Abstract

ABSTRACTFuture signifying a space-time yet to come (re)shapes the cultural specificites and, thus, is mutated into more than a sheer temporal indication and, inevitably, engages semantics, practices, objects, and objectives; equally impacting and forming meaning and matter. As such, Pumzi is a 2009 sci-fi short movie by Kenyan film director Wanrui Kahiu. Her 20-minute movie is a noteworthy literary instance, which meticulously depicts the salient complications of the future in contested and nebulous nets of futureS. This (con)text aesthetically stages the polyphonic future, thus futureS, while shedding light upon tangles and entanglements of past, present, and future which ultimately renders a labyrinth-like characteristic to the concept. In doing so, and in a dialogue with Pumzi, these questions arise: How is the plurality of the future discerned and depicted in Pumzi? To what ratio do futureS interact and negotiate with one another? And lastly, what is Black about futureS in Pumzi?
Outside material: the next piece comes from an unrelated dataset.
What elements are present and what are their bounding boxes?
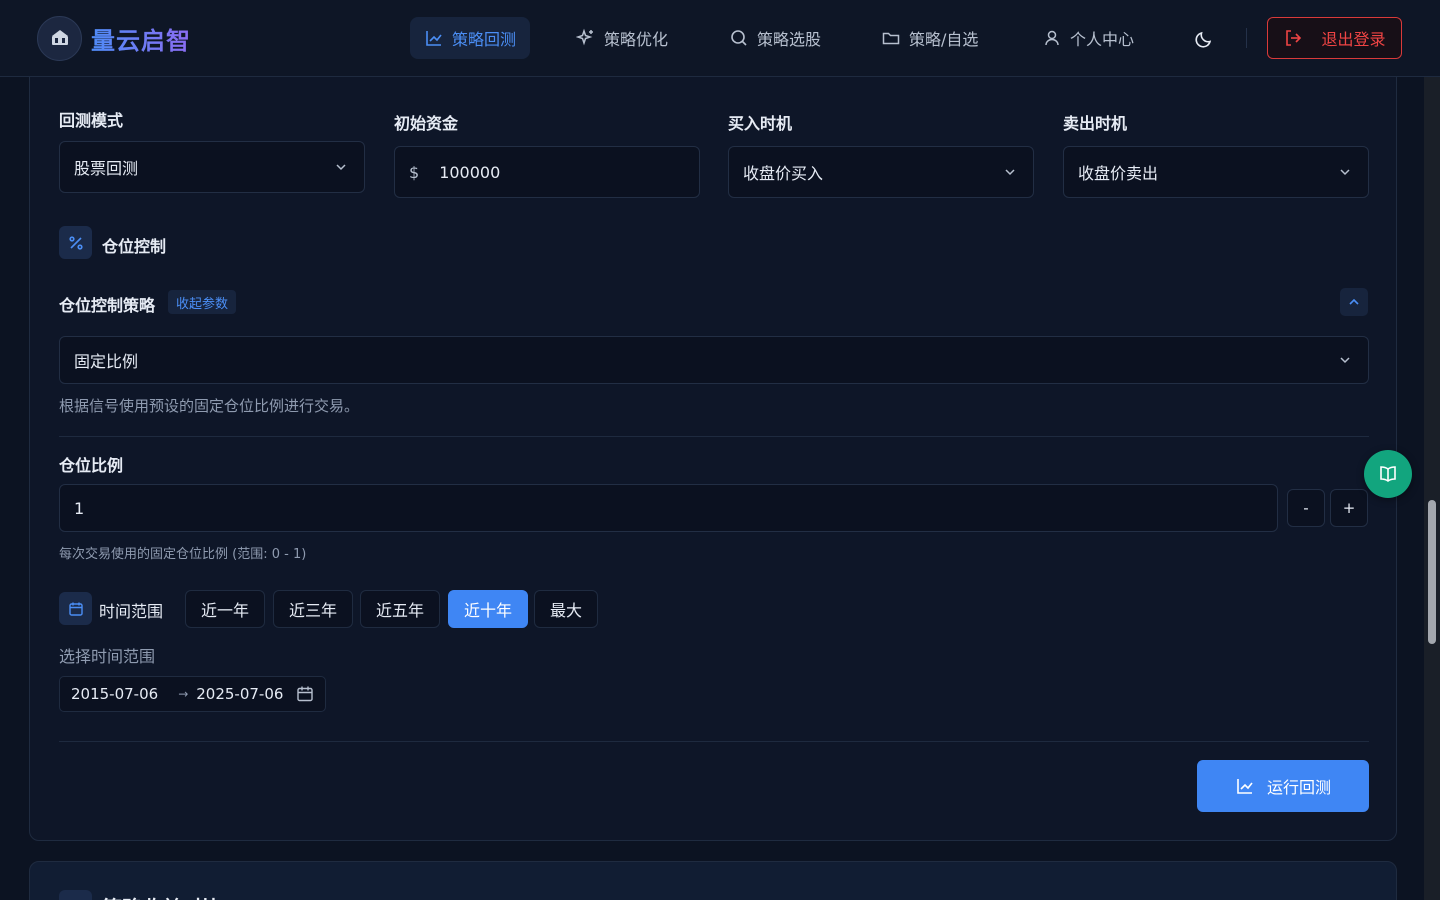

In parallel fashion, I deploy Susan Arndt's account on the concept of futureS and FutureS in order to accentuate the intrinsic polyphony and multiplicity within the term and to be able to discern between future as category of practice and category of analysis respectively. Moreover, I mobilize the theoretical outlines of Wendell Bell to literary studies so as to better diagnose the ground upon which futureS in Pumzi are imagined – including the wide scope of possibility, probability, and/or preferability. The Black poetics of Pumzi and some of the Black visions of and for future are then discussed in the final section.